In this paper we introduced the notion of the state of a case regarding data-values in the artifacts of a case instance. From this state, we can plan different trajectories towards a goal state using automated planning techniques. Our solution generates action plans considering the non-deterministic effects of the actions, new emerging goals and information, which provides high levels of flexibility and adaptation. As we describe a generic planning model, it is possible to use different planning algorithms or combine other planning models, such as the classical planning model or the hierarchical task network (HTN), according to the structuring level of the processes at different moments. Thereby, we could apply this methodology to other types of processes, from well-structured processes to loosely or unstructured processes.

Our approach relies on MDP, which requires defining transition probabilities, which in some situations can be very difficult and expensive to get. Nowadays a huge amount of data is produced by many sensors, machines, software systems, etc, which might facilitate the acquisition of data to estimate these transition probabilities. In the medical domain, the increasing use of electronic medical record systems shall provide the medical data from thousands of patients, which can be exploited to derive these probabilities. A limitation in MDPs refers to the size of the problem because the size of the state-space explodes, and it becomes more difficult to solve. In this context, several techniques for finding approximate solutions to MDPs can be applied in addition to taking advantage of the rapid increase of processing power in the last years.
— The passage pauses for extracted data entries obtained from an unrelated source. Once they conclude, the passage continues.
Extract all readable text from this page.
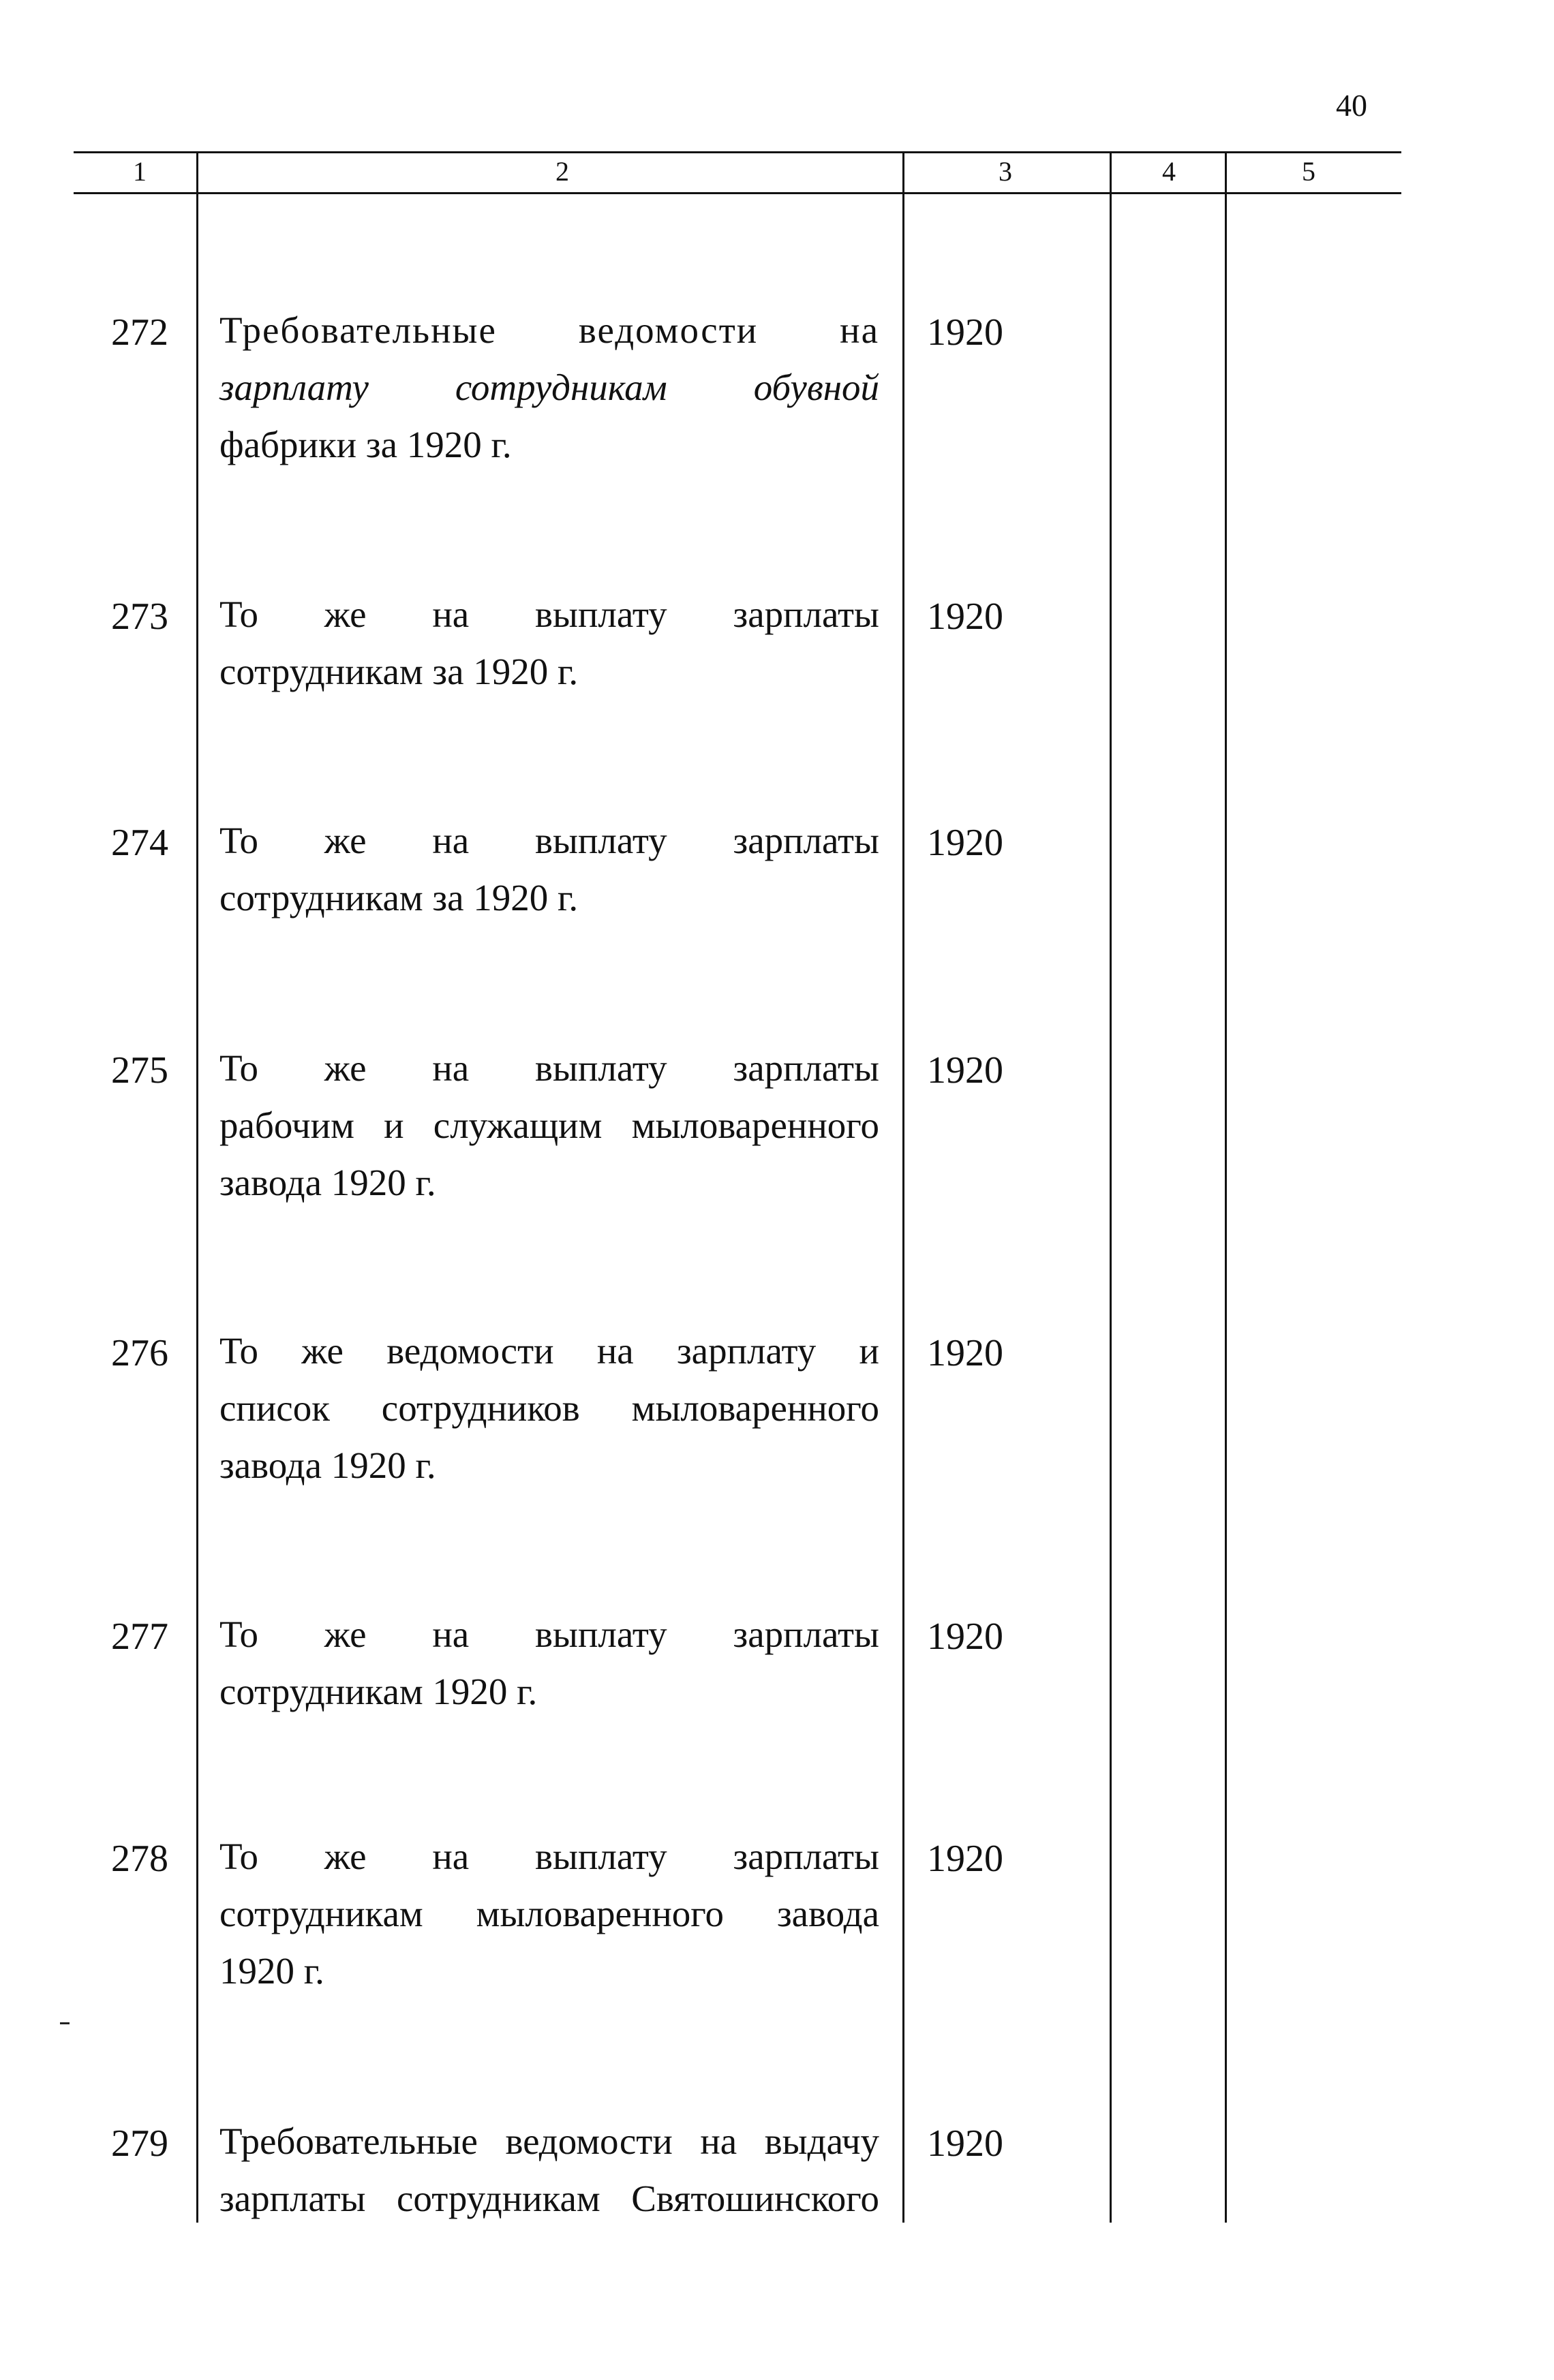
40
1	2	3	4	5
272 Требовательные ведомости на
зарплату сотрудникам обувной
фабрики за 1920 г.
1920
273 То же на выплату зарплаты
сотрудникам за 1920 г.
1920
274 То же на выплату зарплаты
сотрудникам за 1920 г.
1920
275 То же на выплату зарплаты
рабочим и служащим мыловаренного
завода 1920 г.
1920
276 То же ведомости на зарплату и
список сотрудников мыловаренного
завода 1920 г.
1920
277 То же на выплату зарплаты
сотрудникам 1920 г.
1920
278 То же на выплату зарплаты
сотрудникам мыловаренного завода
1920 г.
1920
279 Требовательные ведомости на выдачу
зарплаты сотрудникам Святошинского
1920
Flexible processes could be easily designed if we replan after an activity execution. In fact, our approach suggests a system that has a constant interleaving of planning, execution, and monitoring. In this way, it will help knowledge workers during the decision-making process.

7 Conclusion

Process modeling is usually conducted by process designers in a manual way. They define the activities to be executed to accomplish business goals. This task is very difficult and prone to human errors. In some cases (e.g., for KiPs), it is impossible due to uncertainty, context-dependency, and specificity. In this paper, we devised an approach to continually generate run-time process models for a case instance using an artifact-centric case model, data-driven activities, and automatic planning techniques, even for such loosely-structured processes as KiPs.

Our approach defined how to synthesize a planning model from an artifact-oriented case model defined according to the METAKIP metamodel. The formulation of the planning domain and the planning problem rely on the current state of a case instance, context and environment, target goals, and tactic templates from which we can represent actions, states, and goals. As our focus is KiPs management, we chose to use the MDP framework that allows representing uncertainty, which is one of KiPs essential characteristics. To automatically generate the action plan, we used the tool PRISM, which solves the MDP model and provides optimal solutions.

Future work involve devising a user-friendly software application for knowledge workers to interact with the planner and improve the presentation of plans in such a way that it is more understandable to them. Our goal is to develop a planner which combines different types of planning algorithms to satisfy different requirements in business processes, especially regarding the structuring level. This planner will be incorporated into a fully infrastructure for managing Knowledge-intensive processes that will be based on the DW-SAArch reference architecture [19].